Rogue Machine Theatre Company do great work in Hollywood all year round. Their participation in the festival is to be welcomed, HFF is all the richer for it.

We Are Not These Hands follows the desperate journey of two fifteen year old girls, Moth (Cecily Glouchevich) and Belly (Emily James), struggling to survive a world in ruin. In this dark, dystopian society filth is flavor, porn is incessant, and violence is the status quo. Their dream is to get “‘cross the river” to the capitalist society where Belly’s family lives and where a possible hope for survival exists. Spying through the window of a ramshackle internet cafe, they spot Leather (so dubbed because of the leather bag he carries), an outcast that has just moved from their paradise. The two young women decide to seduce Leather (Albert Dayan) for that golden ticket to the other side and set in motion a series of events that could explode in their faces.

Leather, we find, is as messed-up as the girls. He excitedly captures his stream of consciousness a portable tape recorder and addressing his comments to his dead mother. He’s there to write a “treatise” on the Globalization of Rural Economies which, projected onto the computer monitors of the internet cafe, proves to be a series inane platitudes and uninformed conclusions. He’s a fish out of water with no pond in sight. In Moth, Leather finds a bit of salvation from himself.

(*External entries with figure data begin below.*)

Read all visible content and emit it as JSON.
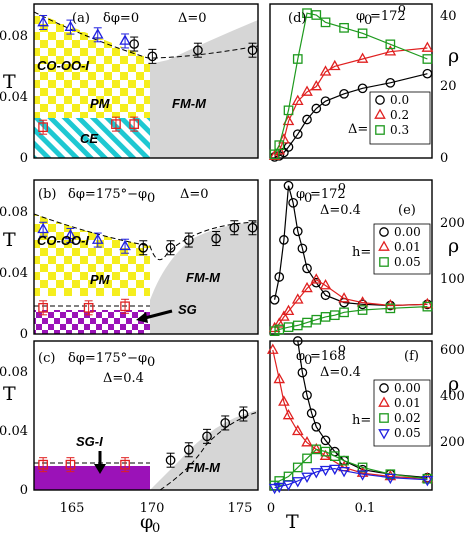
{
  "figure": {
    "colors": {
      "yellow": "#f5ee1e",
      "cyan": "#1ec8d2",
      "purple": "#9b12b8",
      "gray": "#d6d6d6",
      "blue": "#2020e0",
      "red": "#e02020",
      "green": "#1e9a1e",
      "black": "#000000"
    }
  },
  "chart_data": [
    {
      "id": "a",
      "type": "scatter",
      "label_parts": [
        "(a)",
        "δφ=0",
        "Δ=0"
      ],
      "ylabel": "T",
      "yticks": [
        "0",
        "0.04",
        "0.08"
      ],
      "ylim": [
        0,
        0.1
      ],
      "xlim": [
        163.5,
        175.8
      ],
      "phases": [
        "CO-OO-I",
        "PM",
        "CE",
        "FM-M"
      ],
      "series": [
        {
          "marker": "triangle",
          "color": "blue",
          "x": [
            164,
            165.5,
            167,
            168.5
          ],
          "y": [
            0.088,
            0.085,
            0.08,
            0.076
          ]
        },
        {
          "marker": "square",
          "color": "red",
          "x": [
            164,
            168,
            169
          ],
          "y": [
            0.02,
            0.022,
            0.022
          ]
        },
        {
          "marker": "circle",
          "color": "black",
          "x": [
            169,
            170,
            172.5,
            175.5
          ],
          "y": [
            0.074,
            0.066,
            0.07,
            0.07
          ]
        }
      ]
    },
    {
      "id": "b",
      "type": "scatter",
      "label_parts": [
        "(b)",
        "δφ=175°−φ",
        "0",
        "Δ=0"
      ],
      "ylabel": "T",
      "yticks": [
        "0",
        "0.04",
        "0.08"
      ],
      "ylim": [
        0,
        0.1
      ],
      "xlim": [
        163.5,
        175.8
      ],
      "phases": [
        "CO-OO-I",
        "PM",
        "FM-M",
        "SG"
      ],
      "series": [
        {
          "marker": "triangle",
          "color": "blue",
          "x": [
            164,
            165.5,
            167,
            168.5
          ],
          "y": [
            0.068,
            0.064,
            0.061,
            0.057
          ]
        },
        {
          "marker": "square",
          "color": "red",
          "x": [
            164,
            166.5,
            168.5
          ],
          "y": [
            0.017,
            0.017,
            0.018
          ]
        },
        {
          "marker": "circle",
          "color": "black",
          "x": [
            169.5,
            171,
            172,
            173.5,
            174.5,
            175.5
          ],
          "y": [
            0.056,
            0.056,
            0.061,
            0.062,
            0.069,
            0.069
          ]
        }
      ]
    },
    {
      "id": "c",
      "type": "scatter",
      "label_parts": [
        "(c)",
        "δφ=175°−φ",
        "0",
        "Δ=0.4"
      ],
      "ylabel": "T",
      "xlabel": "φ",
      "xlabel_sub": "0",
      "yticks": [
        "0",
        "0.04",
        "0.08"
      ],
      "xticks": [
        "165",
        "170",
        "175"
      ],
      "ylim": [
        0,
        0.1
      ],
      "xlim": [
        163.5,
        175.8
      ],
      "phases": [
        "SG-I",
        "FM-M"
      ],
      "series": [
        {
          "marker": "square",
          "color": "red",
          "x": [
            164,
            165.5,
            168.5
          ],
          "y": [
            0.017,
            0.017,
            0.017
          ]
        },
        {
          "marker": "circle",
          "color": "black",
          "x": [
            171,
            172,
            173,
            174,
            175
          ],
          "y": [
            0.02,
            0.027,
            0.036,
            0.045,
            0.051
          ]
        }
      ]
    },
    {
      "id": "d",
      "type": "line",
      "label_parts": [
        "(d)",
        "φ",
        "0",
        "=172",
        "o"
      ],
      "ylabel": "ρ",
      "yticks": [
        "0",
        "20",
        "40"
      ],
      "ylim": [
        0,
        42
      ],
      "xlim": [
        0,
        0.175
      ],
      "legend_title": "Δ=",
      "legend_position": "right",
      "series": [
        {
          "name": "0.0",
          "marker": "circle",
          "color": "black",
          "x": [
            0.005,
            0.01,
            0.015,
            0.02,
            0.03,
            0.04,
            0.05,
            0.06,
            0.08,
            0.1,
            0.13,
            0.17
          ],
          "y": [
            0.3,
            0.6,
            1.5,
            3,
            6.5,
            10.5,
            13.5,
            15.5,
            17.5,
            19,
            20.5,
            23
          ]
        },
        {
          "name": "0.2",
          "marker": "triangle",
          "color": "red",
          "x": [
            0.005,
            0.01,
            0.015,
            0.02,
            0.03,
            0.04,
            0.05,
            0.06,
            0.07,
            0.1,
            0.13,
            0.17
          ],
          "y": [
            0.5,
            2,
            5,
            10,
            15.5,
            18,
            19.5,
            23.5,
            25,
            27,
            29,
            30
          ]
        },
        {
          "name": "0.3",
          "marker": "square",
          "color": "green",
          "x": [
            0.005,
            0.01,
            0.02,
            0.03,
            0.04,
            0.05,
            0.06,
            0.08,
            0.1,
            0.13,
            0.17
          ],
          "y": [
            1,
            3.5,
            13,
            27,
            39.5,
            39,
            37,
            35.5,
            34,
            31,
            27
          ]
        }
      ]
    },
    {
      "id": "e",
      "type": "line",
      "label_parts": [
        "φ",
        "0",
        "=172",
        "o",
        "(e)",
        "Δ=0.4"
      ],
      "ylabel": "ρ",
      "yticks": [
        "100",
        "200"
      ],
      "ylim": [
        0,
        270
      ],
      "xlim": [
        0,
        0.175
      ],
      "legend_title": "h=",
      "legend_position": "right",
      "series": [
        {
          "name": "0.00",
          "marker": "circle",
          "color": "black",
          "x": [
            0.005,
            0.01,
            0.015,
            0.02,
            0.025,
            0.03,
            0.035,
            0.04,
            0.05,
            0.06,
            0.08,
            0.1,
            0.13,
            0.17
          ],
          "y": [
            60,
            100,
            165,
            260,
            230,
            180,
            150,
            115,
            90,
            68,
            55,
            52,
            50,
            52
          ]
        },
        {
          "name": "0.01",
          "marker": "triangle",
          "color": "red",
          "x": [
            0.005,
            0.01,
            0.015,
            0.02,
            0.03,
            0.04,
            0.05,
            0.06,
            0.08,
            0.1,
            0.13,
            0.17
          ],
          "y": [
            10,
            18,
            30,
            40,
            60,
            80,
            95,
            85,
            62,
            55,
            50,
            52
          ]
        },
        {
          "name": "0.05",
          "marker": "square",
          "color": "green",
          "x": [
            0.005,
            0.01,
            0.02,
            0.03,
            0.04,
            0.05,
            0.06,
            0.07,
            0.08,
            0.1,
            0.13,
            0.17
          ],
          "y": [
            5,
            8,
            12,
            15,
            20,
            25,
            30,
            33,
            38,
            42,
            45,
            48
          ]
        }
      ]
    },
    {
      "id": "f",
      "type": "line",
      "label_parts": [
        "φ",
        "0",
        "=168",
        "o",
        "(f)",
        "Δ=0.4"
      ],
      "ylabel": "ρ",
      "xlabel": "T",
      "yticks": [
        "200",
        "400",
        "600"
      ],
      "xticks": [
        "0",
        "0.1"
      ],
      "ylim": [
        0,
        660
      ],
      "xlim": [
        0,
        0.175
      ],
      "legend_title": "h=",
      "legend_position": "right",
      "series": [
        {
          "name": "0.00",
          "marker": "circle",
          "color": "black",
          "x": [
            0.03,
            0.035,
            0.04,
            0.045,
            0.05,
            0.06,
            0.07,
            0.08,
            0.1,
            0.13,
            0.17
          ],
          "y": [
            660,
            520,
            420,
            340,
            280,
            220,
            170,
            130,
            90,
            70,
            55
          ]
        },
        {
          "name": "0.01",
          "marker": "triangle",
          "color": "red",
          "x": [
            0.003,
            0.01,
            0.015,
            0.02,
            0.03,
            0.04,
            0.05,
            0.06,
            0.08,
            0.1,
            0.13,
            0.17
          ],
          "y": [
            620,
            490,
            390,
            330,
            260,
            210,
            180,
            150,
            100,
            75,
            60,
            50
          ]
        },
        {
          "name": "0.02",
          "marker": "square",
          "color": "green",
          "x": [
            0.005,
            0.01,
            0.02,
            0.03,
            0.04,
            0.05,
            0.06,
            0.07,
            0.08,
            0.1,
            0.13,
            0.17
          ],
          "y": [
            20,
            40,
            60,
            100,
            140,
            180,
            170,
            150,
            130,
            100,
            70,
            50
          ]
        },
        {
          "name": "0.05",
          "marker": "triangle-down",
          "color": "blue",
          "x": [
            0.005,
            0.01,
            0.02,
            0.03,
            0.04,
            0.05,
            0.06,
            0.07,
            0.08,
            0.1,
            0.13,
            0.17
          ],
          "y": [
            10,
            15,
            25,
            40,
            60,
            80,
            90,
            95,
            85,
            70,
            55,
            45
          ]
        }
      ]
    }
  ]
}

All of the characters struggle making themselves understood with language. Leather’s hopelessly academic speeches​ are vapid, incomplete thoughts. He can identify the words but not their meaning or intention. The girls on the other hand, speak with a broken, colloquial gibberish that the audience can almost feel rather than understand. Words and speech patterns that seem cutesy or artificial at first (“He walk like water. He don’t got the wild-angry peepers like us. He half-lidded, like he seen it all.”) become impotently desperate and moving (“My name got losted and no one could find it.”). This is a credit to the brilliant performances by the three actors and the exemplary direction from Larry Biederman.

In an ordinary production, Dayan would have stolen the show; his nebbish and pretentious Leather is terrific to watch. Self-absorbed yet awkwardly unaware, he walks a fine line of predator and powerless prey. James and Glouchevich, however, are up to the challenge. Their mix of world-weariness and almost unbearable optimism is delightful. James provides an angry innocence to Belly which harmonizes beautifully with Glouchevich’s guileless Moth. With the help of solid direction, the two women build a very believable world to which the audience can engage. This may not be Sheila Callaghan’s (Crumble, Everything You Touch, That Pretty, Pretty,) strongest work, but the quality of this production makes it a must-see show.